# 65000



## russojar (Mar 15, 2009)

I just got a LGB 65000 sound module.

I run LGB MTS.

To test it out I was expecting to just connect the power leads to the track and then select loco 3 and operate it. It. hit the speed button and expect to hear the chuff, hit the function buttons and trigger the other sounds.

When I looked a the instructions it indicated the owner should be connect to the track (DC) or the loco plug.

Question: Can I just connect this to the track or will the AC MTS voltage blow the unit?

I don't really have a loco plug because my locos all have 55021 decoders that I installed.

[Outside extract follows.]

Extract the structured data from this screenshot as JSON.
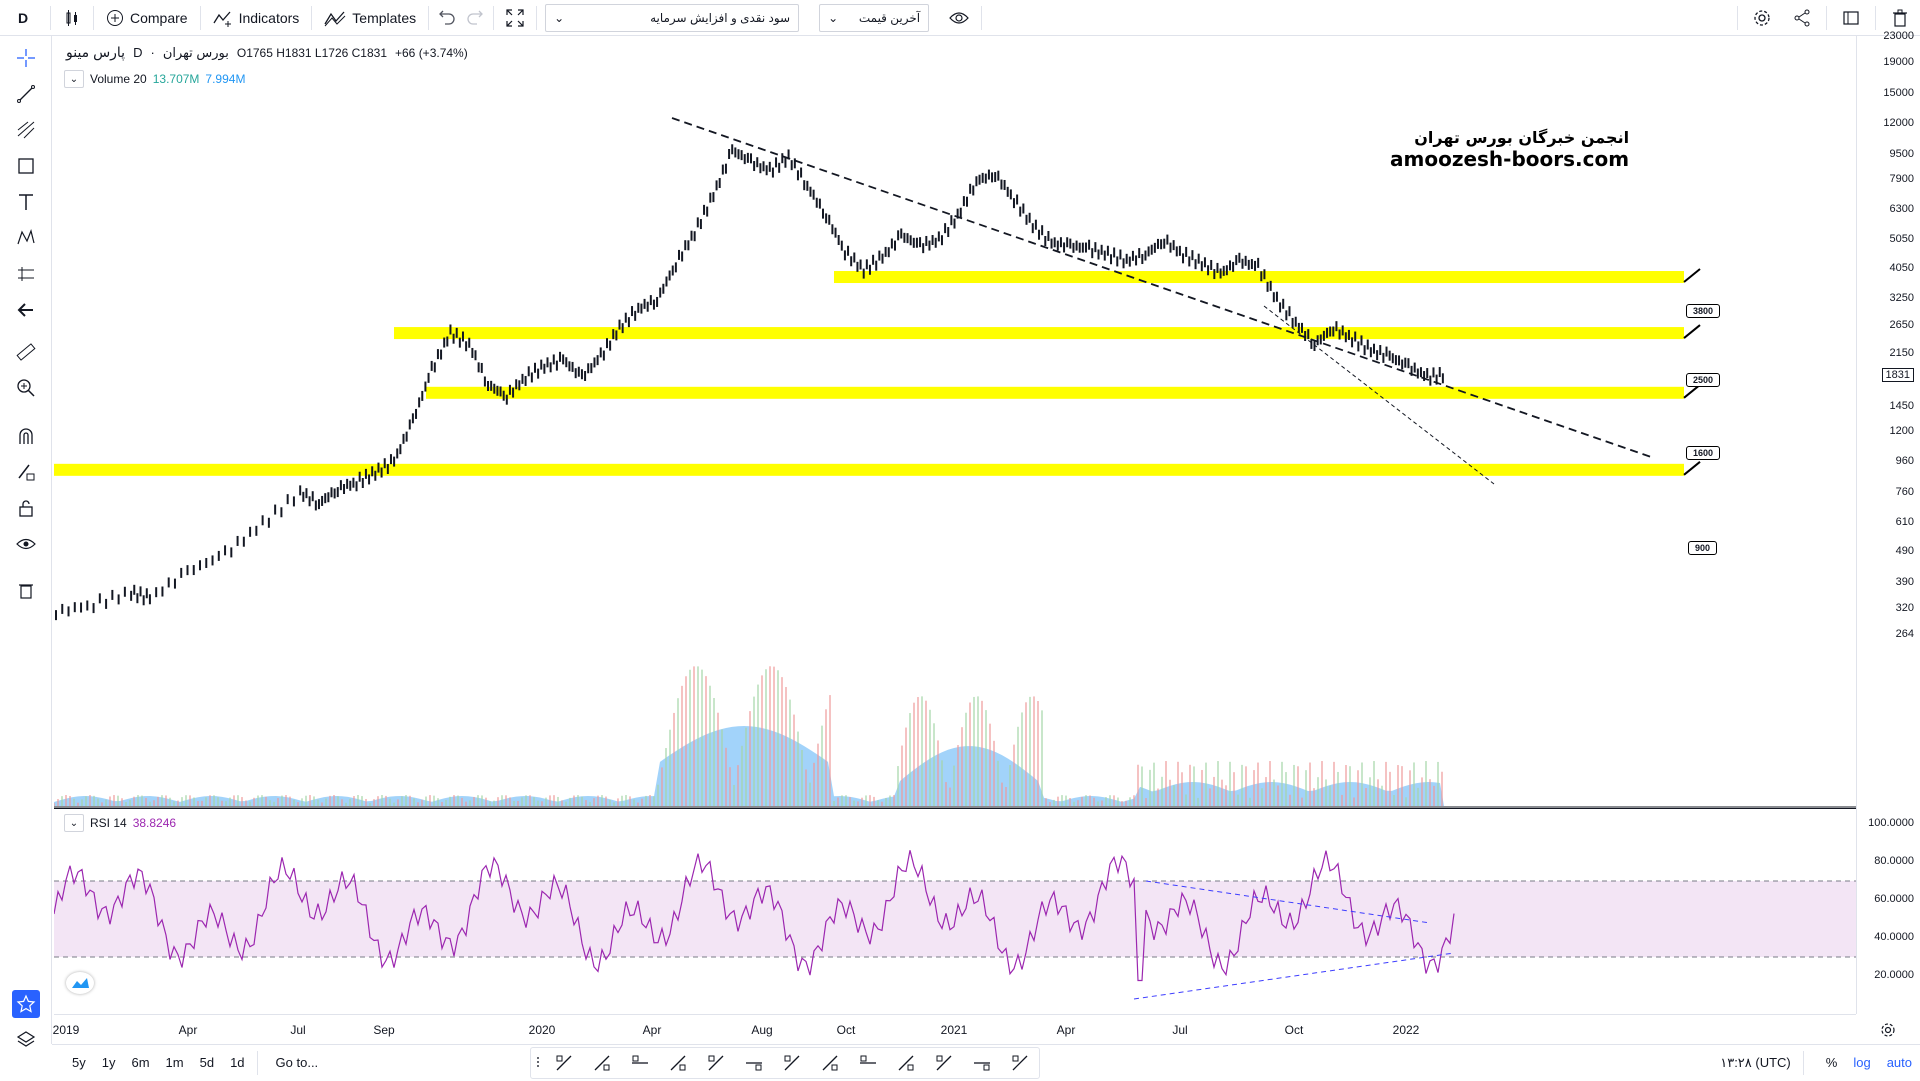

For permanent installation I had planned to set it int he cab, connect it to the track leads that I had strung to the cab and then set the 65000's address to the same address to the same address as the loco.


----------



## russojar (Mar 15, 2009)

I figured out the power. I took a chance and connected it the AC MTS tracks and it worked except for the item below. Gotta love LGB instruction manuals.

New Question:

It seems that the Number 6 function, Coal Shoveling Sound only works after you move the loco and then stop it.

Example: you turn the power on and select the loco. You hit 6 and get nothing. You hit 1 and get the whistle. Then you move the loco and stop ii. Then you hit 6 and you get the coal shoveling sound.

Has anyone experienced the same thing?


----------



## Treeman (Jan 6, 2008)

It would't need coal until it had ran for awhile. LOL


----------



## Dan Pierce (Jan 2, 2008)

I would think you would need coal to fire it up to start. He he he.


----------



## russojar (Mar 15, 2009)

You're a riot Alice, a regular riot...bang zoom! lol.


----------



## russojar (Mar 15, 2009)

All kidding aside, if anyone has experience with this unit on MTS, I could use some help.

The unit seems finicky. Sometimes it works sometimes it does not. Sometimes I have to it various buttons to get it to turn on.

I can no longer get the coal shoveling sound. Buttons 1-4 seem to work fine abut 5 does nothing and 6 just give a short chuff and then shuts the unit off.
I am tempted to send it back unless I can figure out if a CV is not set correctly and could fix it.


----------



## Dan Pierce (Jan 2, 2008)

Do you have the manual for the 65000. ALso, you can do a reset by writing 55 to address 55 in most LGB decoders.


----------